Pages

Tuesday, May 28, 2013

Actions and RE-Actions

Meet Mike Falzone. An unexpected but endless source of wisdom. My favorite part is @1:25.


Actions really do speak louder than words. They are more potent. Doing the action without the commentary is even better. Let your actions speak for themselves because proclaiming what you do or why you do it does not really say much, especially before the deed is done (if in fact it is done). If anything, such self-made proclamations are usually false; it's usually what you think you do or what you'd like to see yourself as rather than what you actually do. If you want to be the person you claim to be, prove it. Show it in the way you carry yourself, in the way you treat others, in your attitude towards life. Don't just do so in front of those you wish to impress, turn around and put on a different mask. It's all about intentions - al-niyya - and believing that really having the right intention will ultimately guide your actions and guide it well. Even when it doesn't work out so well, as long as the true good intention is there it does actually count. At least it does in my eyes.

This is where introspection comes into play. This is why you need to spend time examining yourself; your intentions, your thoughts, your values and opinions. What is it that you see in yourself as good? How does that affect your conduct, if it affects it at all? What is it that you wish to see in yourself? How do you achieve that? How can you improve? What is it that you value most in life? Does it deserve such value? You start to ask yourself such questions, all the while examining your behavior as it is. Put them side to side, does it bode well for you? If you find yourself talking a lot of shit and never really backing it up it's okay, as long as you realize you're a bullshitter and attempt to sort that out. Now if you talk a lot of shit and don't think you do, you got problems. The problem isn't just that you lie to others but you lie to yourself in the process. What do you gain from peddling all that bullshit which more often than not is obvious to be so? You lose credibility as a person - as a fellow human - and people normally can sense the BS.
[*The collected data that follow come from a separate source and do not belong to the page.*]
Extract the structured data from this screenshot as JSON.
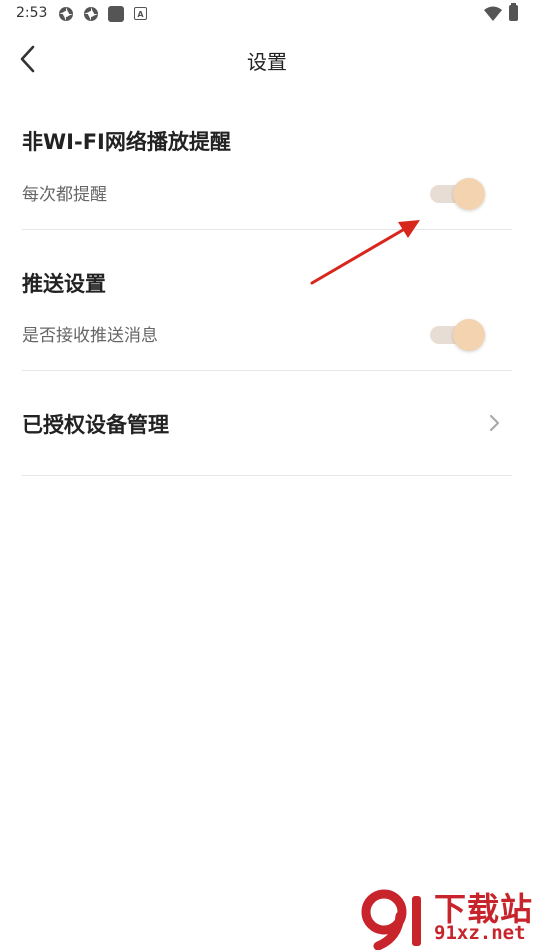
{
  "status_bar": {
    "time": "2:53",
    "icons": [
      "app-icon",
      "app-icon",
      "square-icon",
      "a-icon",
      "wifi-icon",
      "battery-icon"
    ]
  },
  "header": {
    "title": "设置",
    "back_icon": "chevron-left-icon"
  },
  "settings": {
    "wifi_reminder": {
      "title": "非WI-FI网络播放提醒",
      "subtitle": "每次都提醒",
      "toggle_on": true
    },
    "push": {
      "title": "推送设置",
      "subtitle": "是否接收推送消息",
      "toggle_on": true
    },
    "authorized_devices": {
      "title": "已授权设备管理",
      "chevron_icon": "chevron-right-icon"
    }
  },
  "colors": {
    "toggle_track": "#e7ddd5",
    "toggle_knob": "#f4d3b0",
    "annotation_arrow": "#d9261c",
    "watermark": "#c8242b"
  },
  "watermark": {
    "brand": "下载站",
    "url": "91xz.net"
  }
}
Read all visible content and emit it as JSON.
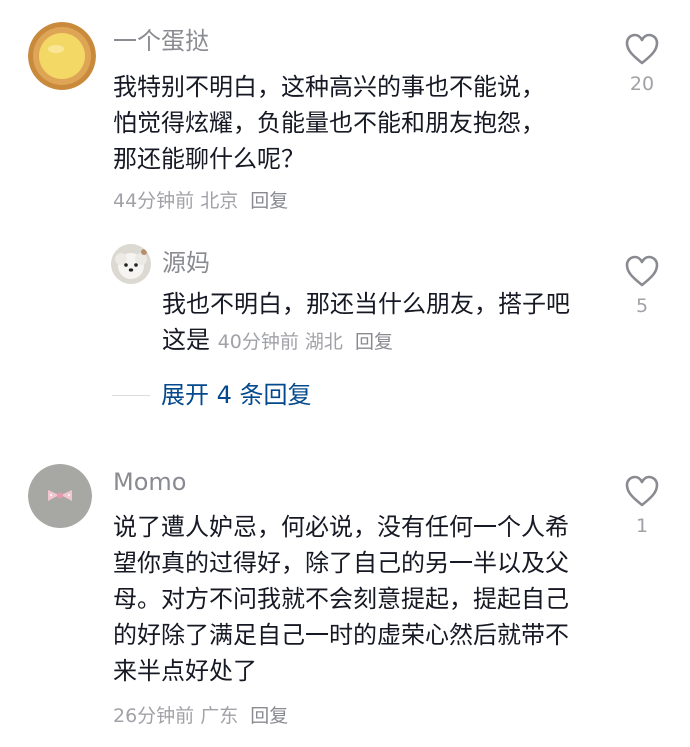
{
  "comments": [
    {
      "author": "一个蛋挞",
      "text": "我特别不明白，这种高兴的事也不能说，怕觉得炫耀，负能量也不能和朋友抱怨，那还能聊什么呢？",
      "time": "44分钟前",
      "location": "北京",
      "reply_label": "回复",
      "likes": "20",
      "avatar_icon": "egg-tart-avatar",
      "replies": [
        {
          "author": "源妈",
          "text": "我也不明白，那还当什么朋友，搭子吧这是",
          "time": "40分钟前",
          "location": "湖北",
          "reply_label": "回复",
          "likes": "5",
          "avatar_icon": "white-dog-avatar"
        }
      ],
      "expand_label": "展开 4 条回复"
    },
    {
      "author": "Momo",
      "text": "说了遭人妒忌，何必说，没有任何一个人希望你真的过得好，除了自己的另一半以及父母。对方不问我就不会刻意提起，提起自己的好除了满足自己一时的虚荣心然后就带不来半点好处了",
      "time": "26分钟前",
      "location": "广东",
      "reply_label": "回复",
      "likes": "1",
      "avatar_icon": "pink-bow-avatar"
    }
  ],
  "colors": {
    "text": "#161823",
    "muted": "#8a8b91",
    "meta": "#a1a2a7",
    "link": "#04498d",
    "like_icon": "#8a8b91"
  }
}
I can't stand people who just say crap which is usually wildly untrue just for the sake of pretending they know about said crap; the know-it-alls. Although this trait is not exclusive to a particular gender, men are far more likely to be in such situations. Men have a real problem admitting they don't know something. They only do when they know that 'knowing something' will lead them to doing something they just don't feel like doing, so in that case not knowing is more convenient. Otherwise, some people just can't accept the fact that there are some things they just don't know about, life has not led them down that path just yet. We are only human, it's okay to not know something. Even if yo do know quite a bit more than your average Joe, humility is a beautiful quality. However we are also in an age where information is so easily accessible, if you want to know about something, you very well can in minutes. Educate yourself and broaden your horizons! You don't have to wait for someone to push you to. There is a downfall to that though, because with all that information readily available, we have almost become dependent on it. We no longer attempt to withhold information because we can always go back and ask the same question again and again, no judgement from Google. But I digress.

Just as important as actions are one's reactions; how you react to certain situations or others' actions. Since you cannot control people's behavior, you can surely control your own to better react to the situation and sometimes even appease the person before you a little. But if - for example - someone explodes and you explode back, I assure you it will go nowhere.
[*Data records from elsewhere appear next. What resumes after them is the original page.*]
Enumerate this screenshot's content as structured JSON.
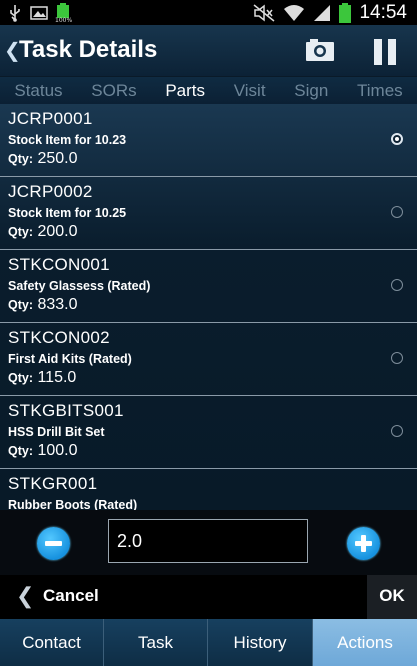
{
  "status_bar": {
    "time": "14:54",
    "battery_label": "100%",
    "left_icons": [
      "usb-icon",
      "image-icon",
      "battery-full-icon"
    ],
    "right_icons": [
      "mute-icon",
      "wifi-icon",
      "signal-icon",
      "battery-icon"
    ]
  },
  "header": {
    "title": "Task Details"
  },
  "tabs": [
    {
      "label": "Status",
      "active": false
    },
    {
      "label": "SORs",
      "active": false
    },
    {
      "label": "Parts",
      "active": true
    },
    {
      "label": "Visit",
      "active": false
    },
    {
      "label": "Sign",
      "active": false
    },
    {
      "label": "Times",
      "active": false
    }
  ],
  "parts": {
    "qty_label": "Qty:",
    "items": [
      {
        "code": "JCRP0001",
        "description": "Stock Item for 10.23",
        "qty": "250.0",
        "selected": true
      },
      {
        "code": "JCRP0002",
        "description": "Stock Item for 10.25",
        "qty": "200.0",
        "selected": false
      },
      {
        "code": "STKCON001",
        "description": "Safety Glassess (Rated)",
        "qty": "833.0",
        "selected": false
      },
      {
        "code": "STKCON002",
        "description": "First Aid Kits (Rated)",
        "qty": "115.0",
        "selected": false
      },
      {
        "code": "STKGBITS001",
        "description": "HSS Drill Bit Set",
        "qty": "100.0",
        "selected": false
      },
      {
        "code": "STKGR001",
        "description": "Rubber Boots (Rated)",
        "qty": "",
        "selected": false
      }
    ]
  },
  "quantity": {
    "value": "2.0"
  },
  "footer": {
    "cancel_label": "Cancel",
    "ok_label": "OK"
  },
  "bottom_nav": [
    {
      "label": "Contact",
      "active": false
    },
    {
      "label": "Task",
      "active": false
    },
    {
      "label": "History",
      "active": false
    },
    {
      "label": "Actions",
      "active": true
    }
  ],
  "colors": {
    "accent": "#1792df",
    "active_nav": "#7db3de",
    "header_bg": "#17354d"
  }
}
I am a huge believer in taking the time to understand the person standing before you, regardless of who that person is. Everyone is going through stuff in their lives and it tends to spill all over the place. Even when it doesn't remotely concern you, you may end up being a target or a punching-bag of sorts. Try to envision what could cause them to spontaneously explode and make an effort to prevent the explosion or stop it in its tracks instead of adding fuel to the flame. The way you react could very well embarrass them as they realize how things have been blown hugely out of proportion, and that more often than not, it is over a trivial matter that could surely be resolved more peacefully. Empathy, my dear Watson, I assure you can go a long way.

If you can manage to adjust your conduct so that your initial response is not a vehement one, you will realize that life will run a bit more smoothly, for you and everyone else too. You could relieve yourself of that little bit of tension everyday until it all rolls away. Now I'm not saying we should all be passive in such situations, just gauge your reactions accordingly. I honestly feel we could attract more bees with honey than with vinegar. Even if you owe the person nothing, if they scowl.....then you smile. Kill 'em with kindness.
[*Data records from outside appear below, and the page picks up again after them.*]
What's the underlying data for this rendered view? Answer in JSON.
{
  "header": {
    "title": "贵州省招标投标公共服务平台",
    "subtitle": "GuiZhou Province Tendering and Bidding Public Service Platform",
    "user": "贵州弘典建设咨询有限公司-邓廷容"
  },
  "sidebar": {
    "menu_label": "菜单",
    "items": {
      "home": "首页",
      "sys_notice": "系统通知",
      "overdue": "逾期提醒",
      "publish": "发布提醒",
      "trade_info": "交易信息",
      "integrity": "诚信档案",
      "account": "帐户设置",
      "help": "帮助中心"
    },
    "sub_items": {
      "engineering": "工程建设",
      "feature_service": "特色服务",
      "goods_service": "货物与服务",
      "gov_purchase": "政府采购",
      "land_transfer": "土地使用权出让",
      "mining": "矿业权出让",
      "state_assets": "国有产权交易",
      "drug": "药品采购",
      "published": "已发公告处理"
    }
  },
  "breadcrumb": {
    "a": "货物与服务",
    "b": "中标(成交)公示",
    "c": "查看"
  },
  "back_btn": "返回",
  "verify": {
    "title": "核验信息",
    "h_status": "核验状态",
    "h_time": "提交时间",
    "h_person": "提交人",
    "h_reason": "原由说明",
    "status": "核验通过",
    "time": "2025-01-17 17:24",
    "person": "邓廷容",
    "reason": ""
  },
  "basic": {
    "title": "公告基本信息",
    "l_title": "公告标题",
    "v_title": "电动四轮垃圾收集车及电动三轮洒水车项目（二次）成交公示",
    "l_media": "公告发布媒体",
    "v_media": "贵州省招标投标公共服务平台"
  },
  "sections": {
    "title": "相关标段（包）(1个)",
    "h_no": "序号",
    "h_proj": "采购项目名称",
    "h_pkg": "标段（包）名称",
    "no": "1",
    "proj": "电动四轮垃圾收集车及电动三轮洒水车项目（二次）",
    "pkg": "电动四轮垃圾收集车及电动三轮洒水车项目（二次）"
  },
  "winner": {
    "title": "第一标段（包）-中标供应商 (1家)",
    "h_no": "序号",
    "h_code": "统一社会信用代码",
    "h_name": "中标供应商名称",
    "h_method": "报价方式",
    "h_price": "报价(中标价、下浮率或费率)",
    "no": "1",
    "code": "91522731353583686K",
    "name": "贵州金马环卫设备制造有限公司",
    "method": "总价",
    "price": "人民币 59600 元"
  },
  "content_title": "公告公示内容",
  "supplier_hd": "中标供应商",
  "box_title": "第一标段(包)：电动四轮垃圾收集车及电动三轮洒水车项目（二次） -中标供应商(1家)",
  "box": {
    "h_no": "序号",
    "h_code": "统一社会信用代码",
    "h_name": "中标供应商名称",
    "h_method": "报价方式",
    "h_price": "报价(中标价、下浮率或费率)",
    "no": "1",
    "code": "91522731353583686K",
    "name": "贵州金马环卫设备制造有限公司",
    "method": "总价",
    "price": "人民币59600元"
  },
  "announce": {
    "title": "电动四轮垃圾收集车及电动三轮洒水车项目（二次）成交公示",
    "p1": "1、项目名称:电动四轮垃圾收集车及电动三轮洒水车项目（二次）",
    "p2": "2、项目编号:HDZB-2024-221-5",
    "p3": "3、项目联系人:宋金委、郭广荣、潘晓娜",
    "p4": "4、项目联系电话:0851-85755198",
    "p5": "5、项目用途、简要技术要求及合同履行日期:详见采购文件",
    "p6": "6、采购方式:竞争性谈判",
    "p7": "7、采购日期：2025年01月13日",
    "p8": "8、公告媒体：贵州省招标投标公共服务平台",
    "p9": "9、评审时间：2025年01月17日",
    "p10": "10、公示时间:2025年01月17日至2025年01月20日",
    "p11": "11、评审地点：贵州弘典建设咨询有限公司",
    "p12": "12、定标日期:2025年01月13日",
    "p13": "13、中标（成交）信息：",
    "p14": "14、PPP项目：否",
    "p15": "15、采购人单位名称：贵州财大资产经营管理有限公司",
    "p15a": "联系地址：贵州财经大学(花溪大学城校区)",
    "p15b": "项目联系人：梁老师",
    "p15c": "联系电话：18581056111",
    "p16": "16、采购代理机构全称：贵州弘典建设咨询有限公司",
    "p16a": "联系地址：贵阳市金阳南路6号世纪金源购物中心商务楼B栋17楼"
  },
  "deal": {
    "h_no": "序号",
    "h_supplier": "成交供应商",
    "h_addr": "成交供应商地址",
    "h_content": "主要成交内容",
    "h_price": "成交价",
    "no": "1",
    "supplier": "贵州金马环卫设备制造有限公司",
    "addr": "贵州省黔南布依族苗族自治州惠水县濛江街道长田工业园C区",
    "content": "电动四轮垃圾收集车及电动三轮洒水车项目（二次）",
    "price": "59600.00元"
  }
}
I came across this video which gives a small peak into various lives that are going in and out of a hospital, and ultimately in and out of our lives. As we pass by countless nameless people each day, we rarely think beyond our own life story. To us, they are mere extras. So try to envision those around you in a similar way; you rarely know of all the things anyone in your life is going through at any point in time, even those close to you. And I'm not saying we should always excuse people's behaviors, just seek to understand them better and understand what could be causing the behavior. Even so, lines can still be crossed just make sure they are reasonably placed lines.



I read something around the world wide web that really stuck with me:
Time decides who you meet in your life, your heart decides who you want in your life, but behavior decides who will stay in your life.